I am using the databricks-connect module to run my code on my Databricks cluster form within PyCharm on my local machine. This works fine as long as I'm outside of the company network, i.e. working from home. But in the office I have to use the company network and I can't get it to work with databricks connect.
For other services that wouldn't work in the network (such as pip or git with Azure Devops) I set the HTTPS_PROXY environment variable with a proxy like this http://proxy.company.com:port
and it works fine then.
But I can't figure out which settings are required for databricks-connect. I have tried setting http_proxy and https_proxy in environment or the databrickscfg. But it just keeps failing when I try to create my spark session.
from databricks.connect import DatabricksSession # type: ignore[attr-defined]
spark = DatabricksSession.builder.profile("myprofile").getOrCreate()

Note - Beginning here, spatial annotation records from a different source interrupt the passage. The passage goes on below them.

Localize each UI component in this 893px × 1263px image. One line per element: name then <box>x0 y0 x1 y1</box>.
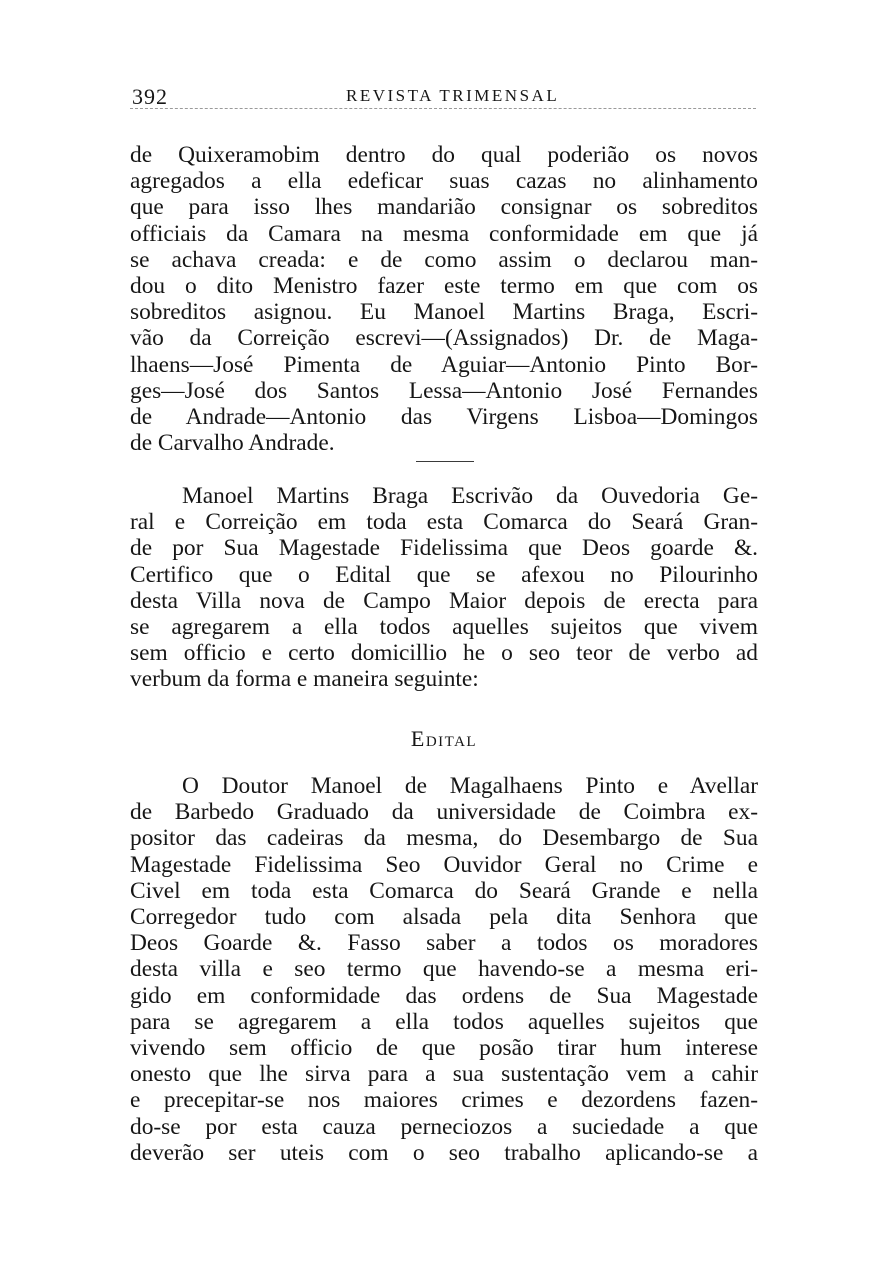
text-line: vão da Correição escrevi—(Assignados) Dr. de Maga- <box>130 325 758 352</box>
paragraph-continued-term <box>130 142 758 456</box>
text-line: gido em conformidade das ordens de Sua Magestade <box>130 982 758 1009</box>
text-line: verbum da forma e maneira seguinte: <box>130 666 479 693</box>
text-line: ral e Correição em toda esta Comarca do Seará Gran- <box>130 509 758 536</box>
text-line: Deos Goarde &. Fasso saber a todos os moradores <box>130 930 758 957</box>
text-line: positor das cadeiras da mesma, do Desembargo de Sua <box>130 825 758 852</box>
text-line: dou o dito Menistro fazer este termo em que com os <box>130 273 758 300</box>
section-divider <box>416 461 474 462</box>
text-line: se agregarem a ella todos aquelles sujeitos que vivem <box>130 614 758 641</box>
text-line: desta Villa nova de Campo Maior depois de erecta para <box>130 587 758 614</box>
text-line: de Barbedo Graduado da universidade de Coimbra ex- <box>130 799 758 826</box>
text-line: sem officio e certo domicillio he o seo teor de verbo ad <box>130 640 758 667</box>
text-line: se achava creada: e de como assim o declarou man- <box>130 246 758 273</box>
text-line: Civel em toda esta Comarca do Seará Grande e nella <box>130 877 758 904</box>
page-number: 392 <box>132 84 168 109</box>
text-line: que para isso lhes mandarião consignar os sobreditos <box>130 194 758 221</box>
text-line: O Doutor Manoel de Magalhaens Pinto e Avellar <box>182 773 758 799</box>
text-line: de Carvalho Andrade. <box>130 430 335 457</box>
running-header <box>130 84 756 110</box>
paragraph-certificate <box>130 483 758 693</box>
header-rule <box>130 108 756 109</box>
text-line: para se agregarem a ella todos aquelles sujeitos que <box>130 1008 758 1035</box>
text-line: lhaens—José Pimenta de Aguiar—Antonio Pinto Bor- <box>130 351 758 378</box>
text-line: de por Sua Magestade Fidelissima que Deos goarde &. <box>130 535 758 562</box>
paragraph-edital <box>130 773 758 1166</box>
text-line: Manoel Martins Braga Escrivão da Ouvedoria Ge- <box>182 483 758 509</box>
running-title: REVISTA TRIMENSAL <box>346 86 560 105</box>
text-line: agregados a ella edeficar suas cazas no alinhamento <box>130 168 758 195</box>
text-line: do-se por esta cauza perneciozos a suciedade a que <box>130 1113 758 1140</box>
text-line: deverão ser uteis com o seo trabalho aplicando-se a <box>130 1139 758 1166</box>
text-line: de Quixeramobim dentro do qual poderião os novos <box>130 142 758 168</box>
text-line: de Andrade—Antonio das Virgens Lisboa—Domingos <box>130 404 758 431</box>
text-line: e precepitar-se nos maiores crimes e dezordens fazen- <box>130 1087 758 1114</box>
text-line: sobreditos asignou. Eu Manoel Martins Braga, Escri- <box>130 299 758 326</box>
text-line: desta villa e seo termo que havendo-se a mesma eri- <box>130 956 758 983</box>
text-line: vivendo sem officio de que posão tirar hum interese <box>130 1035 758 1062</box>
section-heading: Edital <box>410 726 478 751</box>
text-line: Magestade Fidelissima Seo Ouvidor Geral no Crime e <box>130 851 758 878</box>
text-line: onesto que lhe sirva para a sua sustentação vem a cahir <box>130 1061 758 1088</box>
text-line: Certifico que o Edital que se afexou no Pilourinho <box>130 561 758 588</box>
text-line: Corregedor tudo com alsada pela dita Senhora que <box>130 904 758 931</box>
text-line: officiais da Camara na mesma conformidade em que já <box>130 220 758 247</box>
text-line: ges—José dos Santos Lessa—Antonio José Fernandes <box>130 377 758 404</box>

ValueError: default auth: databricks-cli: cannot get access token: Error: oidc: fetch .well-known: Get "https://myworkspace/oidc/.well-known/oauth-authorization-server": authenticationrequired. Config: host=https://myworkspace, profile=myprofile, auth_type=databricks-cli, cluster_id=mycluster
I managed to get it to work by adding my username and password to the HTTPS_PROXY environment variable. I was so sure I tried this before, but must have failed for other reasons.
os.environ["HTTPS_PROXY"] = "http://username:password@proxy.company.com:port"